Skip to contents

There are a variety of packages that uwot will make use of if you install them (and load them), but that you don’t need so are optional. These include:

  • RcppHNSW – used for nearest neighbor search. Once installed and loaded, you can specify nn_method = "hnsw" in uwot::umap as long as your metric is either "euclidean", "cosine" or "correlation". This should be a bit faster than the default of Annoy in most cases. If you use uwot::umap2 then you will get HNSW by default without having to specify nn_method.
  • rnndescent – used for nearest neighbor search. Once installed and loaded, you can specify nn_method = "nndescent" in uwot::umap. rnndescent can handle many metrics, so see its documentation for more information. If you use uwot::umap2 and do not load RcppHNSW, then you will use this method by default without having to specify nn_method. You can also use sparse matrices as input to uwot::umap2. See the sparse data article for more details.

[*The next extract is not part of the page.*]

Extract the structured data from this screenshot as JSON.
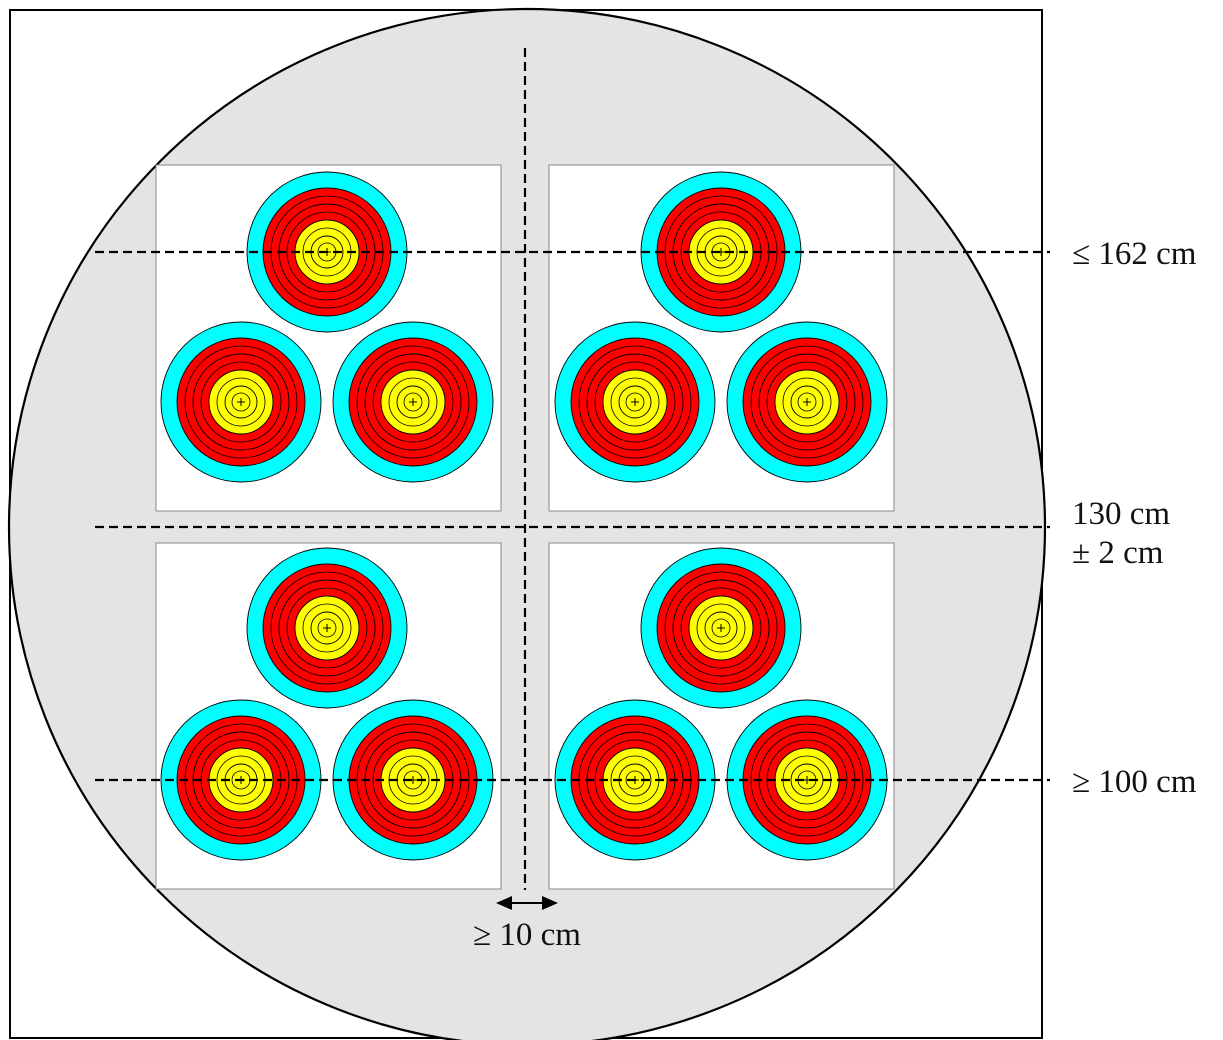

There is one other dependency, RSpectra – used for the default spectral initialization. If not installed, then the irlba package is used instead. In most cases irlba does a fine job, but it’s not as fast as RSpectra for spectral initialization because irlba isn’t designed for quite the same use case as RSpectra. This has been both a core dependency and an optional dependency at different times in the past. In general, I would like it to be an optional dependency, but currently, an interaction with the most recent release of irlba and an ABI change to the Matrix package is causing failures. By making RSpectra a required dependency, I can ensure tests, examples and vignettes build which unblocks various downstream packages.

My recommendation would be to install all of these (or at least RcppHNSW):

install.packages(c("RcppHNSW", "rnndescent"))

and then have them (and RSpectra) loaded whenever you are using uwot.

The following UMAP run will then use RcppHNSW and RSpectra (versus RcppAnnoy and irlba) without you having to specify anything:

iris_umap <- umap2(iris, n_neighbors = 30)